They once ruled Southern California, staking claim to broad stretches of coastline and hillsides. Then, in the 1980s, they began vanishing -- driven from their native habitat by tract houses, mini-malls and pesky environmentalists.
By the time gasoline prices barreled into the stratosphere this year, local oil wells had become the industrial equivalent of an endangered species.
From a peak population of 33,000, they dwindled to about 4,000. Surviving drills were forced to forage in strange locations, such as restaurant parking lots, residential lawns and inside faux office buildings.
Today, these holdout rigs stand as a symbol of both a bygone era and -- oddly -- the future.
Because of technological breakthroughs and rising demand for petroleum, the previously doomed hulks have gained a new lease on life. And abandoned wells are being pressed back into service.
If crude prices spiral high enough, "it might get to the point where people start tearing down houses to drill for oil," said Rich Baker, who oversees the Southern California branch of the state Division of Oil, Gas and Geothermal Resources. "It's happened before
In recent months, "we've had companies putting 45-year-old wells back into production," said Rock Zierman, spokesman for the California Independent Petroleum Assn.
Iraj Ershagi, director of USC's petroleum engineering program, predicts that the number of abandoned wells -- about 3,000 statewide -- might soon drop to zero.
But he said people probably wouldn't notice the resurgence of drilling. Since 1943, when Shell Oil pioneered the first "noiseless" derrick -- swaddled in fluffy insulation -- oil pumps have grown increasingly adaptable to urban settings.
In Signal Hill, grasshopper-style rigs drill for oil behind backyards, next to a Starbucks, in public parks and on the edge of a cemetery.
At Huntington Beach City Hall, three drills lurk in the parking lot.
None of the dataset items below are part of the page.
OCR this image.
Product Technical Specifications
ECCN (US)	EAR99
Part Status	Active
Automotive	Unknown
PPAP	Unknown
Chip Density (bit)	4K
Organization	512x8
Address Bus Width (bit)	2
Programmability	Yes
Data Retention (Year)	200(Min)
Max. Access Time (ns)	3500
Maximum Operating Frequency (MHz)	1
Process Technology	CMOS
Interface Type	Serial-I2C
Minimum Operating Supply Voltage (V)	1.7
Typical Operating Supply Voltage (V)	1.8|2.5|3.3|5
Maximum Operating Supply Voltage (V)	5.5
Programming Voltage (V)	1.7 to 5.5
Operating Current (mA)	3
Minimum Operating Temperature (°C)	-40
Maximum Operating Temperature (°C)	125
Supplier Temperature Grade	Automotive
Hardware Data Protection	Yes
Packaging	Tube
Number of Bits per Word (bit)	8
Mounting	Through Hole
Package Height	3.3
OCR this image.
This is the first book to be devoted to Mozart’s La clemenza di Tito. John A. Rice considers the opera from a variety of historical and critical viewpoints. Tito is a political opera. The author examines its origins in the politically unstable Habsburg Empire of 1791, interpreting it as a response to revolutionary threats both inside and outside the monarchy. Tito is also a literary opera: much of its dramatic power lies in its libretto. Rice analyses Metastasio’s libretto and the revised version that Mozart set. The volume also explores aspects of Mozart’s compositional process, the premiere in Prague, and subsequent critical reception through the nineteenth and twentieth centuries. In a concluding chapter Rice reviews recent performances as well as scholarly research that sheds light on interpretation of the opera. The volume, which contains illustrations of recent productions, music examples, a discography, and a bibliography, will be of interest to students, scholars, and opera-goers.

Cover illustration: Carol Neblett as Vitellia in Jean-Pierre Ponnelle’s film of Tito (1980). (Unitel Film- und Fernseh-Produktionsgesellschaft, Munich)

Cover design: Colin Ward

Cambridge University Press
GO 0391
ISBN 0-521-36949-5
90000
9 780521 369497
Like giant mechanical mosquitoes, they spend their days slurping up syrupy crude from beneath the earth's skin.
Some wells try to blend in with their surroundings. In the waters off Long Beach, rigs have disguised themselves as tropical islands with 45-foot waterfalls, banana trees, hibiscus and carved tikis. At night, the illuminated oases look like "giant orange, lemon and blue Popsicles looming out of the sea," one writer said.